I viewed Fine Line: Mental Health/Mental Illiness by Michael Nye, at the Wittliff Collections, Texas State University, in early March. The exhibition had 55 black and white portraits, which were warm toned silver prints mounted on 24" x 30" archival board, each made with an 8 x 10 view camera. There were separate audio stories (earphones were provided) for each person.
Michael Nye begins his statement with two sentences: "1. Mental illness is not caused by weakness of character. 2. Mental illness is treatable." He asks each person coming into the gallery to discard stereotypes and to listen to the stories of each of these people. Diagnosis are listed at the beginning of the exhibit, but not tied to specific people, so that we are not thinking about arbitrary labels before deciding to listen to each person. The size of the portraits along with the audio allows you to feel as if these people are sharing their life with you.
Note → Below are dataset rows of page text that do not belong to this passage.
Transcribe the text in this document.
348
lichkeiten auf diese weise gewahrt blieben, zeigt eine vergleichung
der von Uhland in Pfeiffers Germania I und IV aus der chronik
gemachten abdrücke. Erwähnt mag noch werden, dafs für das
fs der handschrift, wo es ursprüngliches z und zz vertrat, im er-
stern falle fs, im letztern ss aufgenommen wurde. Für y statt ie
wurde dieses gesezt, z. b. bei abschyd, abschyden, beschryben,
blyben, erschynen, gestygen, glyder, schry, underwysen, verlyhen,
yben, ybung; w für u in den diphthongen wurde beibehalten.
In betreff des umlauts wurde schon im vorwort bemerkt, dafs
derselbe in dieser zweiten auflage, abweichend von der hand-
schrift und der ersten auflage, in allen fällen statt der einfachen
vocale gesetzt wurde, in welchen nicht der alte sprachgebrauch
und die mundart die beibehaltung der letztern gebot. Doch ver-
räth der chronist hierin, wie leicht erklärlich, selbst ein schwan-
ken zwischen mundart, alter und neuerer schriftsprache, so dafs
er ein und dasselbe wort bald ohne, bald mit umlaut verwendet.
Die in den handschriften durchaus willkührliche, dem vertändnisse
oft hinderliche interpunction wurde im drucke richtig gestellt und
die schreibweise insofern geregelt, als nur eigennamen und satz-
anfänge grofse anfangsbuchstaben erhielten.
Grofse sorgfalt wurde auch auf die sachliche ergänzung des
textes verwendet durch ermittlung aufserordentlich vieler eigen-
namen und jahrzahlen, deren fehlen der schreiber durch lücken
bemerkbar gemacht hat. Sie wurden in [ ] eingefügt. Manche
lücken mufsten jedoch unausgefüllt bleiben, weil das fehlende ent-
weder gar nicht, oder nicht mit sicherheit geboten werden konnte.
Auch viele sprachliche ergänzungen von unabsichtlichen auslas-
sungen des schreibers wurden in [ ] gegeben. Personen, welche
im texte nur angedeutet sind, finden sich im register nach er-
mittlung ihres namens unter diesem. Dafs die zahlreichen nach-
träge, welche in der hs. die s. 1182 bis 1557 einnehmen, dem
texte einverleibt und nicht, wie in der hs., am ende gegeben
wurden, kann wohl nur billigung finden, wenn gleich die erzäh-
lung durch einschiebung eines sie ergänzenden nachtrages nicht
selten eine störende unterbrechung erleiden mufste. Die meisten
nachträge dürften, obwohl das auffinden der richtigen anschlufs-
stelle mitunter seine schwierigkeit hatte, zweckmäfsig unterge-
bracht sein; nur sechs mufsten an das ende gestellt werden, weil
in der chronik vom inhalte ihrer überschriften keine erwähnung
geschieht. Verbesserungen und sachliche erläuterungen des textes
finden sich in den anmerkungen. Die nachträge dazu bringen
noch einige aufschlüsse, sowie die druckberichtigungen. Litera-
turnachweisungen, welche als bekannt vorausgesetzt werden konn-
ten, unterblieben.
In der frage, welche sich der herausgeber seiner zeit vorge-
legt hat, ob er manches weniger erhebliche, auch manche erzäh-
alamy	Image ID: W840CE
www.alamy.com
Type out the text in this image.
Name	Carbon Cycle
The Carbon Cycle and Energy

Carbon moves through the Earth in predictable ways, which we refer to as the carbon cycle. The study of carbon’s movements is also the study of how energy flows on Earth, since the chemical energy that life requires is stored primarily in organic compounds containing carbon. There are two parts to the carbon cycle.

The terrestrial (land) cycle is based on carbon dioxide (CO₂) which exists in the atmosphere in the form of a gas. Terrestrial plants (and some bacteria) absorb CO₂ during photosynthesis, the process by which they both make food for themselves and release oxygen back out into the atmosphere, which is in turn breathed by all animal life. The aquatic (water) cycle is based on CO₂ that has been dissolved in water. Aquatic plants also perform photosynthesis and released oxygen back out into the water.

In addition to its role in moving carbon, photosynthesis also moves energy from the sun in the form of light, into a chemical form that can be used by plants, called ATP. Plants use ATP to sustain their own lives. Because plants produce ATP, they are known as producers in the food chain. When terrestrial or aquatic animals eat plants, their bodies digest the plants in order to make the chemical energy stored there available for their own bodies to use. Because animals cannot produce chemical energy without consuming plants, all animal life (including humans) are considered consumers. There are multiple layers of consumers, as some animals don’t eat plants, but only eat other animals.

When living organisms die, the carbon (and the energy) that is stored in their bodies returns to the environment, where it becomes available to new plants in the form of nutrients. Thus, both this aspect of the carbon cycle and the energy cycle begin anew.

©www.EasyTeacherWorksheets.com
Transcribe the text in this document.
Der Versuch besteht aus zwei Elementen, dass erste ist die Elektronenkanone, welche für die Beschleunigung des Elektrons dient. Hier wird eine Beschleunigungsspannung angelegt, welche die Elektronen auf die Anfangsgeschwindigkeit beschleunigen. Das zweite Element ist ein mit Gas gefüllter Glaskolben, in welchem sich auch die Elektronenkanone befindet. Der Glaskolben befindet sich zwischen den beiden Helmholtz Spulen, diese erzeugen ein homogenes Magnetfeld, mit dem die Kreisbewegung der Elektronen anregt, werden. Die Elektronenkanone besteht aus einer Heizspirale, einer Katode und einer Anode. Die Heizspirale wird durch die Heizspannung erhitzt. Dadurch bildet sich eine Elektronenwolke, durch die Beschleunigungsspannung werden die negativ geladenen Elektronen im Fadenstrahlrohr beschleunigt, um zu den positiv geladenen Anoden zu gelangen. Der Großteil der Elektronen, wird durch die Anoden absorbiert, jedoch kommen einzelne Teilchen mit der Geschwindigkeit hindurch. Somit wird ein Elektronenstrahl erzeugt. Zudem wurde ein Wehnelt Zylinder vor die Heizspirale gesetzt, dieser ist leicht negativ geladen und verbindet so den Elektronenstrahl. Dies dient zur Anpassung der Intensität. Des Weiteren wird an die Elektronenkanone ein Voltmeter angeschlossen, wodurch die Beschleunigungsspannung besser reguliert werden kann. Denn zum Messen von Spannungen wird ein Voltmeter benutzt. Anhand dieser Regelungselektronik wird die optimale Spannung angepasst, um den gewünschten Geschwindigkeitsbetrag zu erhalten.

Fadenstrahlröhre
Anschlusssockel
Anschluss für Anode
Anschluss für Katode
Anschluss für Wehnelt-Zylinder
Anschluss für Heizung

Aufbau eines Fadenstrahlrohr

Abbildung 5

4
The last print shows a jury, with the audio playing a woman laughing hysterically at what I interpreted as inappropriate and absurd contact with the criminal justice system. The courts seem to be the last resort for many with mental illnesses. One realizes after listening to the audio stories that these people do not belong in jail; they seem like people we know. If they end up in jail, perhaps it is because they do not have the right health insurance (some kicks in only in emergency situations), cannot find the right hospital for treatment, have no access to medications, no effective supervision, or are homeless.
I thought the exhibit was very effective at helping to remove the stigma surrounding mental illness. It got the point across that we would be better off trying to proactively provide access to care for these people who are so much like us, instead of waiting until it is too late, disaster has struck, and the only thing that can be done is to involve the police and courts.